What is data mining?

Using data to identify sequential patterns, correlations and trends has been used throughout history but it was only in the 1990s that the term ‘data mining’ was coined. As digital technologies grow and evolve at unprecedented speed, so too do the methods and materials used to collect and interpret data.

As data mining – also known as knowledge discovery in data (KDD) – can be used to accurately predict certain outcomes, it is no surprise that more businesses than ever now use this practice in their day-to-day operations. This business intelligence practice isn’t only limited to tech giants like Google and Amazon. Data mining is used across all sectors, including retailers, banks, manufacturers, and telecommunications providers to name a few. 

By using automated data analysis, businesses build an understanding of how their customers interact with their services or the popularity of products. It can also be used to keep track of the economy, risk and competition. Using this branch of data science in business can create stability and give a clear steer in managerial decision-making, as well as generating large financial gains and growth.

The foundation of data mining is underpinned by three scientific disciplines:

  • statistics – the numeric study of data relationships
  • artificial intelligence – software and/or machines which display human-like intelligence
  • machine learning – algorithms which can learn to make predictions through data

How data mining is used in business

Different volumes of data are captured from multiple different teams within a business. Data warehousing across an organisation is an efficient way to have all data stored centrally. Data mining uses the information in centrally stored databases to glean insights on the past, present and future of an organisation’s operations and output.

By using data, marketing campaigns can be optimised to improve segmentation, cross-sell offers, and target customers more directly, thereby increasing return on investment (ROI). Data collected in a marketing campaign can also be used by sales teams, and data mining can provide useful information on the customers most likely to convert into sales for a more efficient process.

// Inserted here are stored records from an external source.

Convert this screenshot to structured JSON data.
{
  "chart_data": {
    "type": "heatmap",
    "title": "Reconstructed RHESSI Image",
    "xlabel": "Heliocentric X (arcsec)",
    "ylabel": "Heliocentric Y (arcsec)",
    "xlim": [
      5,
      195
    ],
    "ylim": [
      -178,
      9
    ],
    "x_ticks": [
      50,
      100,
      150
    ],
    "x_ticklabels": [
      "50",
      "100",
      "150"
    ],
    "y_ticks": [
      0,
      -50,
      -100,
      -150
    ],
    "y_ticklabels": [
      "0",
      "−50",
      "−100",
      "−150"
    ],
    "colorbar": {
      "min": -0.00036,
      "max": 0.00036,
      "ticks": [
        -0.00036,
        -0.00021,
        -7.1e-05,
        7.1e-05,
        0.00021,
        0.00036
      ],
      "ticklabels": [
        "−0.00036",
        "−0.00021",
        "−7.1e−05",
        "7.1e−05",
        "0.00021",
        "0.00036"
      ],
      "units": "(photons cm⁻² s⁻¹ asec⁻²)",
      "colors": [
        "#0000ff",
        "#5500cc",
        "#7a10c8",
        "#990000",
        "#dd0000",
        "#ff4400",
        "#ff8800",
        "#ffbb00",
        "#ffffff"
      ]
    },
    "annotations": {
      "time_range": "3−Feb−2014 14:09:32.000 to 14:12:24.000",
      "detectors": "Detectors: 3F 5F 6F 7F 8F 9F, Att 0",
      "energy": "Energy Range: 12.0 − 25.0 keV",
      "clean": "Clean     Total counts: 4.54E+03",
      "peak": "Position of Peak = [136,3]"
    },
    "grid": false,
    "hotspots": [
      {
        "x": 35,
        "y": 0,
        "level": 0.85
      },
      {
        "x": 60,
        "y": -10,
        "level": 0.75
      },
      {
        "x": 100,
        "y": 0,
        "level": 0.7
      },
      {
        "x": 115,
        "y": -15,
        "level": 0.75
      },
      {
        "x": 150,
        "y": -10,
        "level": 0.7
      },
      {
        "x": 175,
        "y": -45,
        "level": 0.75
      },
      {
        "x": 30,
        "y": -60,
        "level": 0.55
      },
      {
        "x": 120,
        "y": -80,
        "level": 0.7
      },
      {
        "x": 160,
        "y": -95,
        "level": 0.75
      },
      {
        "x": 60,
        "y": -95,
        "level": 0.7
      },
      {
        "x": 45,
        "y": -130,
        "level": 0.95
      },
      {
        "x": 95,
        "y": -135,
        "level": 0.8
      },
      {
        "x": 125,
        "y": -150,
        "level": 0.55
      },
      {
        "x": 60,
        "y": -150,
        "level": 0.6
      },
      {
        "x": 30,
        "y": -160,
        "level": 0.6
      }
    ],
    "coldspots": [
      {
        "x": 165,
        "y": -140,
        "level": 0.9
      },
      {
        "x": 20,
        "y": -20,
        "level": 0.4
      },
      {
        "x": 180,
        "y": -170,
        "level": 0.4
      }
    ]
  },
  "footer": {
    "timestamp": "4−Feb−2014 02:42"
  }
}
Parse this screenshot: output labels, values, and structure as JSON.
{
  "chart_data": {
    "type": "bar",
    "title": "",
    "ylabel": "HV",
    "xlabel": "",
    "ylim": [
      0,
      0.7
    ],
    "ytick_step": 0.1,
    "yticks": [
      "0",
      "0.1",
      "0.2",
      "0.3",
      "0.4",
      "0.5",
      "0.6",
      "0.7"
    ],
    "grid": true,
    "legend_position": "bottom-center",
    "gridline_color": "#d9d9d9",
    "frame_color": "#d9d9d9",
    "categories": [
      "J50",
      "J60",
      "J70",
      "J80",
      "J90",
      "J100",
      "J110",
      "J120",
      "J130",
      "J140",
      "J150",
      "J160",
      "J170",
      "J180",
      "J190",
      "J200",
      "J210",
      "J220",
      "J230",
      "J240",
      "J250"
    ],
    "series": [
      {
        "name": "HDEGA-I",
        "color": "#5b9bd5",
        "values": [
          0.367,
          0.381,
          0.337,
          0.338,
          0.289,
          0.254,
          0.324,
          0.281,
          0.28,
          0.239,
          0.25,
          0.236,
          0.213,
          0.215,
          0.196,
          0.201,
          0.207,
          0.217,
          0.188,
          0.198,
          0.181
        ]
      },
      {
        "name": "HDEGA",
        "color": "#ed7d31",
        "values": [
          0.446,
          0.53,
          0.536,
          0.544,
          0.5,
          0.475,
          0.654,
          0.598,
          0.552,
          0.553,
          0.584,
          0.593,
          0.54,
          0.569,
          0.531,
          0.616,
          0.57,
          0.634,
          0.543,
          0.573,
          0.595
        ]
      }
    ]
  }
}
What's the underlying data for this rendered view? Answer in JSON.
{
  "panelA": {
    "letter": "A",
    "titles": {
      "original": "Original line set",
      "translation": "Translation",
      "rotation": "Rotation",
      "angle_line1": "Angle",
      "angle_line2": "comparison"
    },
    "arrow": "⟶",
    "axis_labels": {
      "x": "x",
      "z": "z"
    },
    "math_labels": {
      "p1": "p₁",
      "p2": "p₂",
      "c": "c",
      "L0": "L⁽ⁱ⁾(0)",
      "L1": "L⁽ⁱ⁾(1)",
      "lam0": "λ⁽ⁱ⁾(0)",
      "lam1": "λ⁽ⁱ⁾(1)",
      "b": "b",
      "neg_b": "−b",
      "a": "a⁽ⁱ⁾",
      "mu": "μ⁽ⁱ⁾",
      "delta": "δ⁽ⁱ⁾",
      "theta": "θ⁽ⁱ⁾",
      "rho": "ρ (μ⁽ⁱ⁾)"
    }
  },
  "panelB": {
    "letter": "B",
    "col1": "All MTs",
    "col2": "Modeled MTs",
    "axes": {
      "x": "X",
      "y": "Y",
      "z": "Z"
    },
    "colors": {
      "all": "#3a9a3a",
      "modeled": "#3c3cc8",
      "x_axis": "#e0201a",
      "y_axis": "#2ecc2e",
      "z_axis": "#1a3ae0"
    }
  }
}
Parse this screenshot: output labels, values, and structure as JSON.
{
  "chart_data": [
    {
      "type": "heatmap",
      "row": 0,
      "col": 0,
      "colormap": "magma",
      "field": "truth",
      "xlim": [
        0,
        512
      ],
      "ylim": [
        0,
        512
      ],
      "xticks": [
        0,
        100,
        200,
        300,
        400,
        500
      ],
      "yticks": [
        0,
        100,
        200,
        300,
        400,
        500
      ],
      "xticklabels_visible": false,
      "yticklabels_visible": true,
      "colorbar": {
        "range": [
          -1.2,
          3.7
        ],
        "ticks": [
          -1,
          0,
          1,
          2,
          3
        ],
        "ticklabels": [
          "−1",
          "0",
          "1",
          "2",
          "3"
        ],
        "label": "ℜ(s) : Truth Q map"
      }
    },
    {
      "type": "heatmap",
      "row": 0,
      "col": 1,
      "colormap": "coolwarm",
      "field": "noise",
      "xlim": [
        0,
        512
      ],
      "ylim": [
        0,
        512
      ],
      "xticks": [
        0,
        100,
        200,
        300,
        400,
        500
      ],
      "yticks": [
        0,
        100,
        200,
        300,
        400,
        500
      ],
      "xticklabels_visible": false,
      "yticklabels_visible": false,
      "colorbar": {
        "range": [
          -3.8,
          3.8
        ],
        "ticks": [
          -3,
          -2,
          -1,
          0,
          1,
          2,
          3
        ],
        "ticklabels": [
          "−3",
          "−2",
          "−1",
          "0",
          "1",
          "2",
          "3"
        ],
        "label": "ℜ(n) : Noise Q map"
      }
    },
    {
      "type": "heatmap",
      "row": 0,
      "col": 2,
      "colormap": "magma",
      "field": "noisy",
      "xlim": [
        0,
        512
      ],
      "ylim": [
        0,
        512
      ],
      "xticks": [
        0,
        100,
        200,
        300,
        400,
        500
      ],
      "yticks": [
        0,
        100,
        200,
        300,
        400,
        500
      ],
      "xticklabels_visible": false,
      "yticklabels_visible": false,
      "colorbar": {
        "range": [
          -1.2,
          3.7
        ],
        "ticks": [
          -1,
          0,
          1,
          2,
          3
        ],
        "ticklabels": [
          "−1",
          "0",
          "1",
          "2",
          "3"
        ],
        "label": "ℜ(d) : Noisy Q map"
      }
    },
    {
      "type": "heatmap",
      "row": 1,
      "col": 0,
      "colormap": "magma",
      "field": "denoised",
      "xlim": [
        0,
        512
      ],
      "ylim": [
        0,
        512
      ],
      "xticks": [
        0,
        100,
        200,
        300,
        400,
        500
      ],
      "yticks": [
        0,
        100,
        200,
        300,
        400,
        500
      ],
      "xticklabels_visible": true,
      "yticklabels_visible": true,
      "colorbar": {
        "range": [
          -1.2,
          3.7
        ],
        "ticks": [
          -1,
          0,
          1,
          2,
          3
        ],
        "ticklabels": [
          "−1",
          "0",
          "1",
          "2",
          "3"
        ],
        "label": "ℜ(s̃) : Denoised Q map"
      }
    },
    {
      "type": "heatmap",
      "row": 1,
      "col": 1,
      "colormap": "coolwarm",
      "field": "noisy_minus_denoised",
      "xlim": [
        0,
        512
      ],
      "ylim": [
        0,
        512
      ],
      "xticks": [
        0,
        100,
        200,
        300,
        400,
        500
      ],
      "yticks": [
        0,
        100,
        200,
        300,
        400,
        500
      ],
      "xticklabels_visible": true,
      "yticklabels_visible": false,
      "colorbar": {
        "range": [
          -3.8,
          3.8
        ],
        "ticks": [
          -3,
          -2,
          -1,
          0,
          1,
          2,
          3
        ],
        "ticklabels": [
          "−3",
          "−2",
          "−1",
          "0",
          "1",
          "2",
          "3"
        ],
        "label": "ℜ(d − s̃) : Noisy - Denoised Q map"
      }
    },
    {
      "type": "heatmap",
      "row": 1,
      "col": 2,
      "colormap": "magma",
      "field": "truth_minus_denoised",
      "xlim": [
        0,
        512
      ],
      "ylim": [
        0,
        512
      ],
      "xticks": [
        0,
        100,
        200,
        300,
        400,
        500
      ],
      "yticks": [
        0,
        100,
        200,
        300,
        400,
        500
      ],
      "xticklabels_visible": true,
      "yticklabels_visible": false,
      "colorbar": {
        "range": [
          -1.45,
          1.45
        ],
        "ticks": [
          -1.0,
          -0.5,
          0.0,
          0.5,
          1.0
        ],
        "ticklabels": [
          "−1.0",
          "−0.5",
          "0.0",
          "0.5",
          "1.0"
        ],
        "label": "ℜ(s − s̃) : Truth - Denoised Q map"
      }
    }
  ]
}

Data mining techniques can also be used to reduce costs across a business’s operational functions by identifying glitches in processes and aiding more thoughtful decision making.

Primarily used in banking and financial institutions, data mining can be used for fraud detection as data anomalies can highlight risks quickly.

How does data mining work?

This first step of effective data mining is data collection. Many businesses have a data warehouse where a large collection of business data is stored and used to help make effective business decisions. 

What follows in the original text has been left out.